One of Sy Berger’s legacies at the Topps Company was coming up with a variety of little in pack bonuses aimed at luring kids to spend those pennies, nickels, dimes and quarters through the years. From posters to rub-offs to cards used to play games, Topps was interactive long before it really became an everyday word. The 1964 Topps Coins were proof that the company was up for anything.
In ’64, the coins numbered from 1-120 were the regular coins while the All-Stars took the high numbers, 121-164. Oddly enough, there is a bit of a misconception on the backs of the coins. The backs state "COLLECT THE ENTIRE SET OF 120 ALL-STARS", when in reality, a low percentage of the players on the regular coins were All-Stars, not to mention there are 164 coins in the set. Also, the All-Star coins say "COLLECT ALL 44 SPECIAL ALL STARS", which again is a bit confusing.
Taking a look even further, there were 60 American League coins in the regular set and 60 of National League players. There was also an even distribution of American League and National League All-Stars at 22 apiece.
Being made of metal, the coins have a major edge over cards from the same year in that the coins were more durable. One does not have to worry about creasing, bending or ruining the condition of one of these coins if they are the least bit careful, but they were prone to rusting and nicks if you tossed them around casually. The process also resulted in many coins where the player’s image and surrounding graphics are not centered on the face of the coin.
Highlighted by Sandy Koufax, Mickey Mantle (who has two different variations of his All-Star coin), Hank Aaron, Willy Mays, Pete Rose, Roberto Clemente and Warren Spahn, this coin set is packed with Hall of Famers and some of the era's most memorable players.
The backs carried a very brief bio of the player.
Luckily for collectors, the coins are less expensive than their cardboard counterparts. For instance, an ungraded 1964 Topps Koufax coin in ungraded, ex-nm type condition can be had for less than $20. Compare this to his 1964 cardboard which goes for around $50 and up on average in the same type of grade. The same holds true for the other Hall of Famers in the set (and there are many), making it a very attainable set for collectors on a budget. Even coins graded by PSA, unless they are among the few commons graded at the mint level or high grade Hall of Famers, are not tremendously valuable.
There were variations, too, one based on the switch-hitting ability of Mickey Mantle.

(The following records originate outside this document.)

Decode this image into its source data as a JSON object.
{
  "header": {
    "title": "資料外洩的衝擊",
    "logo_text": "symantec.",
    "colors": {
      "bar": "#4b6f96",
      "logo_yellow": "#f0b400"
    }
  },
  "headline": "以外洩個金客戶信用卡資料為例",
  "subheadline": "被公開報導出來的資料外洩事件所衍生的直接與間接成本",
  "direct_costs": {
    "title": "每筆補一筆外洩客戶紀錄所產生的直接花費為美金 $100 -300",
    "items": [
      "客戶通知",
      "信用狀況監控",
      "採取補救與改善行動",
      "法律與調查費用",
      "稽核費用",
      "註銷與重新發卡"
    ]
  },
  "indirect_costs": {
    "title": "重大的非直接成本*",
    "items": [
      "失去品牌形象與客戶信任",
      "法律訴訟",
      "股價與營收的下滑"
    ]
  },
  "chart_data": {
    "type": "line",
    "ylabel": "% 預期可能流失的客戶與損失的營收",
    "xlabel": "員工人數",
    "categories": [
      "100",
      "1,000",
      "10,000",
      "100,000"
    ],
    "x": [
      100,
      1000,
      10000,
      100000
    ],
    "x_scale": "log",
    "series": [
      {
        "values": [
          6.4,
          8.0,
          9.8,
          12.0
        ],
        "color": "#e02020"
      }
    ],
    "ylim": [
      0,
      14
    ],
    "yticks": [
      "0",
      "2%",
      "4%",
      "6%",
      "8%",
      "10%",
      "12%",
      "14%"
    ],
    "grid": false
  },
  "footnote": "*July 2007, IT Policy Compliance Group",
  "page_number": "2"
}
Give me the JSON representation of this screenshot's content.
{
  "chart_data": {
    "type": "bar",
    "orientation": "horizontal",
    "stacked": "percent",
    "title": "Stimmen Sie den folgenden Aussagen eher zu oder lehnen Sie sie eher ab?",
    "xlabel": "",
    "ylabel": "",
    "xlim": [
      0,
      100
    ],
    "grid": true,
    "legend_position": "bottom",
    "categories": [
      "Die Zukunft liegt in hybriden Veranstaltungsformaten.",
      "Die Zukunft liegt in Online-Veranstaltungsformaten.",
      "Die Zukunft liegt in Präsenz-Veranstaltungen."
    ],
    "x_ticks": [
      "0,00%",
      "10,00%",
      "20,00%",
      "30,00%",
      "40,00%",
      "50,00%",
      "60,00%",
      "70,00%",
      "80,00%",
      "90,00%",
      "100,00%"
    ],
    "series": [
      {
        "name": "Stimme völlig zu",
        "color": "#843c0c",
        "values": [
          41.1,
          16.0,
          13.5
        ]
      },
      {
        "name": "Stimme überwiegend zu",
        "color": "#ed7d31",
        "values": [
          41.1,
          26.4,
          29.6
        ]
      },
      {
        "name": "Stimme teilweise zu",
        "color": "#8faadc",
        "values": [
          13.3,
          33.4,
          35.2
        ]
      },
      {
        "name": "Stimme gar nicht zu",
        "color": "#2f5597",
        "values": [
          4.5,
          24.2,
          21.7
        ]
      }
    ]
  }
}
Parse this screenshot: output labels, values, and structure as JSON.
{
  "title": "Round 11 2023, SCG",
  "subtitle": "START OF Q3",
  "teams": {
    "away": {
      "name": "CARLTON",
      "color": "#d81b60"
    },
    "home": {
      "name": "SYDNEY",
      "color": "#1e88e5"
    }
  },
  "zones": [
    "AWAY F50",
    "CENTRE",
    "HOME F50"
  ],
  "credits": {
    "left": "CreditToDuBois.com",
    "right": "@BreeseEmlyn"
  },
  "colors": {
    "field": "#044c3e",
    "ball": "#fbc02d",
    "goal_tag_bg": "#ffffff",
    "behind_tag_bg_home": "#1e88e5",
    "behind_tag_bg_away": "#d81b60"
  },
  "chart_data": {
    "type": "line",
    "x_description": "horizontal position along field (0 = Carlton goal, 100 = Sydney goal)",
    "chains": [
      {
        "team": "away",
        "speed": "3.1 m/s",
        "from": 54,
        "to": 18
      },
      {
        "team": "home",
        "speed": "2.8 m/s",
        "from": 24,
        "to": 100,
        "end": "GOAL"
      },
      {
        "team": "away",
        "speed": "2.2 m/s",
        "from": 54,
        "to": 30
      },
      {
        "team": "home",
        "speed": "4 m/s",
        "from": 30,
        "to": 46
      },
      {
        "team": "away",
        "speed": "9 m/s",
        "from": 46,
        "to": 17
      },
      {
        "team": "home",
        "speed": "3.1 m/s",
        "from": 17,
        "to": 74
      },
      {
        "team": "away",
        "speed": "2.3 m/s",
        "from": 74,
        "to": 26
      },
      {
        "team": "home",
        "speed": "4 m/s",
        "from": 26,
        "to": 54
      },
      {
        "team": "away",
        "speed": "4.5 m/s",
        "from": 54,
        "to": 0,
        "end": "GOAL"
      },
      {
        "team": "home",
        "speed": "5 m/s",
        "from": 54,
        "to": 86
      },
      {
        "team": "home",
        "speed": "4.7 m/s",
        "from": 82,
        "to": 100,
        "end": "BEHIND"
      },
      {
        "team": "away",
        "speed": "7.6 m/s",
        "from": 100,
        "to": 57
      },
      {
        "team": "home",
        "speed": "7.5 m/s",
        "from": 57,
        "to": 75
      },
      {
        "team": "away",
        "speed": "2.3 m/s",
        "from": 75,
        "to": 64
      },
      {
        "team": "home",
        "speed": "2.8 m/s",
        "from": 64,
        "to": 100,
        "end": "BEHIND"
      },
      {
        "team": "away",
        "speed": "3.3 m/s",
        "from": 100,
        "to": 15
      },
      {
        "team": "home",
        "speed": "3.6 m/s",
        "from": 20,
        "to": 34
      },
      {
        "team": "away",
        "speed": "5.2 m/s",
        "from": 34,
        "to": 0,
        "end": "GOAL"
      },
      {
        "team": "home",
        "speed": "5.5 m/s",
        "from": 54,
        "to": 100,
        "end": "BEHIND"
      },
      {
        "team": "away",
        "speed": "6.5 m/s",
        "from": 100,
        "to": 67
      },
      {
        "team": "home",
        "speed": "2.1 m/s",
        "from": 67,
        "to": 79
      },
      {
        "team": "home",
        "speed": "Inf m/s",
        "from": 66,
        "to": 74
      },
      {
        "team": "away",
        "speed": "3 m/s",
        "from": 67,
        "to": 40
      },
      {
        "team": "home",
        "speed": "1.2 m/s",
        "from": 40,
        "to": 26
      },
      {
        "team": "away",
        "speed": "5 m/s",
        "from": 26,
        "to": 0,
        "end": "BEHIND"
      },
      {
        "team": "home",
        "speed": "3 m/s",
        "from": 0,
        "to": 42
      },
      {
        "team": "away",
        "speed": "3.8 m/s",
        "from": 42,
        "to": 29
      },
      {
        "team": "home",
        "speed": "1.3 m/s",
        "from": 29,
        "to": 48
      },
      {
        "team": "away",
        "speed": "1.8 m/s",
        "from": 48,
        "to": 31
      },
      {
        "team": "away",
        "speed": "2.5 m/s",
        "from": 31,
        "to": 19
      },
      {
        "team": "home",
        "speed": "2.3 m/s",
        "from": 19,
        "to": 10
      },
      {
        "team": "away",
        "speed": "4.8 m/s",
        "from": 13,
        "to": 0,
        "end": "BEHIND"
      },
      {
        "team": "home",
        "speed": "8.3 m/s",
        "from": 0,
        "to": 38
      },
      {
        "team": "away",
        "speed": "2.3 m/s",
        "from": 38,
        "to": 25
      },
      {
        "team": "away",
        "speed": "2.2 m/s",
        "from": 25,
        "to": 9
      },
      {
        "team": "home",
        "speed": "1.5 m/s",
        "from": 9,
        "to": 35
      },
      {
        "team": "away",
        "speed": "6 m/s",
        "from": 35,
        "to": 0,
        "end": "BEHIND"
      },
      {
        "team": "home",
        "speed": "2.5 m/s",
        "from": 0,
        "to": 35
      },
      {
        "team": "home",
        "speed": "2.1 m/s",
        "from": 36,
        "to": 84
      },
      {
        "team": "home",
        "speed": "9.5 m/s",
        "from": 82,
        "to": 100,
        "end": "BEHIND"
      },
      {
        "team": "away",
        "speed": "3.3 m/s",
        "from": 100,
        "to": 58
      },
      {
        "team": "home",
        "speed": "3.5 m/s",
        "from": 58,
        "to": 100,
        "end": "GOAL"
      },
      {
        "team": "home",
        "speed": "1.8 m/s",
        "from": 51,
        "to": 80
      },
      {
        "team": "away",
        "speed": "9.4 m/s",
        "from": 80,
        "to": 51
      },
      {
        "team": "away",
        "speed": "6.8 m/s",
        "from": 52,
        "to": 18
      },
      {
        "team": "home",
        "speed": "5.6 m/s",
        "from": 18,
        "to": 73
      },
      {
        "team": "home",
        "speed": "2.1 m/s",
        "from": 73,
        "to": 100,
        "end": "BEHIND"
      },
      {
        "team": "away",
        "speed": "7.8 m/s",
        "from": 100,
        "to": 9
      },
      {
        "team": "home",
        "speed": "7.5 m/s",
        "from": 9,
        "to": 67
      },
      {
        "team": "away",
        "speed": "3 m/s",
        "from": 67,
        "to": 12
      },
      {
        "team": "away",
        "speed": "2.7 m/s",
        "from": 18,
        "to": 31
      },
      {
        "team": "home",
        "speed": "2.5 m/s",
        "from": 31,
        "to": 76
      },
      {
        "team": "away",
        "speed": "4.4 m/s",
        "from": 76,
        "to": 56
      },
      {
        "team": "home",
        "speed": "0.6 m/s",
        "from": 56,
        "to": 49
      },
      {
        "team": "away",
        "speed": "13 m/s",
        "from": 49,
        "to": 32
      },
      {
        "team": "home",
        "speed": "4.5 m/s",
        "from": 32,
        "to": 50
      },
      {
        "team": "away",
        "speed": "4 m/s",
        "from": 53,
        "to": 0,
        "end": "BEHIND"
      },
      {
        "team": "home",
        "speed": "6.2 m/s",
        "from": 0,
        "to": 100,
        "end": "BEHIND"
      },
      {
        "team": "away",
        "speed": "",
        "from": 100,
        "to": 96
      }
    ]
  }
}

His All-Star coin (number 131) comes in two varieties, one of which shows him batting left-handed and the other shows him hitting righty. His regular coin is #120. It runs in the $50 range while his All-Star ones are around $80-100 in great condition. The Mantle right-handed variation is a little more expensive sometimes than the lefty but not much.
Coins #161 and 162, Wayne Causey and Chuck Hinton, also have two versions. Both players’ coins indicated “NL” on the back early in the process, but Topps quickly corrected it to “AL” and the NL versions are about three to four times more expensive.
Because more than 50 years have passed, finding high-grade examples of the 1964 Topps coins is a bit of a challenge and sets can bring thousands in truly nm/mt grades but a fairly nice set can usually be found for $500-1000. The All-Star coins mean you will have to track down two Mantles (or three if you collect the All-Star variations), two Aarons, two Mays, two Koufax, etc., but the set is a great way for collectors to get some of the top players cheaper than their regular cards.
With only one per pack, there are far fewer coins in the marketplace than regular issue cards but it’s been proven over the years that some collectors opt to skip a set that won’t fit conveniently into a box or standard nine-pocket sheet. That’s kept demand—and prices—at a reasonable level.